Mas o núcleo supraquiasmático comunica com outras regiões do sistema nervoso central. Com o núcleo paraventricular por exemplo, importante na regulação do dispêndio energético e apetite, com o hipotálamo lateral, também muito importante na regulação do apetite. Com o núcleo arcuato, também implicado na regulação do apetite e sistema endócrino. Uma zona sensível à acção da insulina e leptina por exemplo.
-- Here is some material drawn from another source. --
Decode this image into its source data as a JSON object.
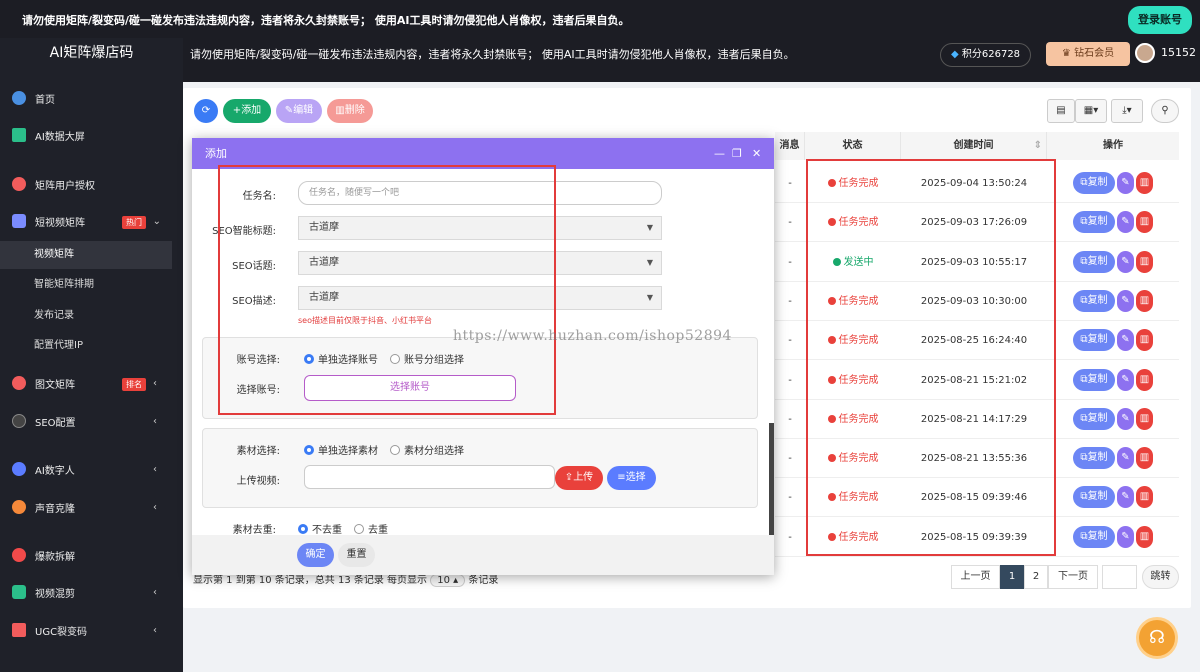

Mas o SCN também comunica com o tronco encefálico, nomeadamente com o núcleo do tracto solitário e parabraquial, que são regiões importantes na termorregulação, controlo da glicemia, e percepção sensorial do exterior e das vísceras. São regiões que integram os sinais vindos dos órgãos viscerais, que também eles podem modular o ritmo circadiano de acordo com o horário e constituição das refeições, por exemplo.



Se os nossos ritmos biológicos são sincronizados por inputs como a luz e refeições, percebe-se que facilmente podemos desalinhar os ciclos com exposição à luz durante a noite, refeições irregulares, qualitativamente desadequadas, e fora do período de alimentação fisiológico. Todo o sistema começa a colapsar e a funcionar de forma assíncrona.


O nosso estilo de vida com um padrão alimentar irregular, tardio, com uma janela alimentar estendida durante a noite, leva a esse desalinhamento circadiano. O timing das refeições é um zeitgeber particularmente importante para os relógios periféricos, mais do que para o central no SCN. Se nós alimentarmos ratinhos durante o dia eles vão exibir uma inversão de fase no fígado e tecidos periféricos, mas não no SCN que parece ser um marca-passo mais robusto que se mantém mesmo quando os estímulos externos são removidos, ou se os estímulos periféricos se tornam incongruentes. Pelo menos a curto prazo. Portanto o que vamos fazer é alterar todo o ritmo oscilatório dos relógios periféricos, e desalinhar o central da periferia.



Scheer et al. (2009) forneceram a um grupo de adultos saudáveis 4 refeições isoenergéticas, pequeno-almoço, almoço, jantar e ceia, alinhadas com o ritmo circadiano, durante o dia, ou 12h fora de fase durante 10 dias. Portanto num padrão totalmente invertido. O que se verificou foi que o desalinhamento circadiano levou a níveis de glicemia e insulina pós-prandiais superiores, menos leptina, que é uma hormona importante para a saciedade, um aumento da pressão arterial, inversão do ritmo biológico do cortisol, e pior qualidade de sono. É de pensar o dano que este desalinhamento recorrente, por anos, pode provocar a nível metabólico.


Mas também é interessante verificar que manter o horário das refeições síncrono, portanto inalterado e diurno, previne parcialmente o desalinhamento circadiano que resulta numa maior intolerância aos hidratos de carbono em trabalhadores por turnos, 12 h fora de fase (Chellappa et al. 2021). Por outras palavras, mesmo estando activo à noite, não comer nessa fase atenua, pelo menos a curto prazo, o dano metabólico causado pela disrupção circadiana e a homeostase glicémica anormal com as refeições assíncronas que fazemos.


A glicemia e insulinemia são parâmetros fisiológicos que sofrem regulação circadiana. Se ingerir 50 g de glicose às 9:00 da manhã, 15:00 da tarde ou 20:00 da noite a resposta será distinta. No gráfico à direita têm a variação da glicemia e fica claro que se a glicose for ingerida às 9:00 os níveis de glicose não sobem tanto como quando é ingerida às 15:00 ou as 20:00. Por outro lado, a elevação da insulina tende a ser maior pela manhã. Não se apressem a ver isto como um fenómeno negativo. Antes pelo contrário. A maior subida da glicemia e intolerância aos hidratos de carbono em fases posteriores do dia está também relacionado com a menor secreção de insulina. Menos libertação de insulina, níveis de glicose mais altos. O aumento da actividade simpática a partir do meio da tarde inibe a libertação de insulina pelo pâncreas, e de noite é a própria melatonina que o faz. Além disso há mais ácidos gordos livres em circulação de tarde e noite, o que aumenta a resistência à insulina e compromete a sua acção. A intolerância aos hidratos de carbono é maior ao fim de tarde e noite.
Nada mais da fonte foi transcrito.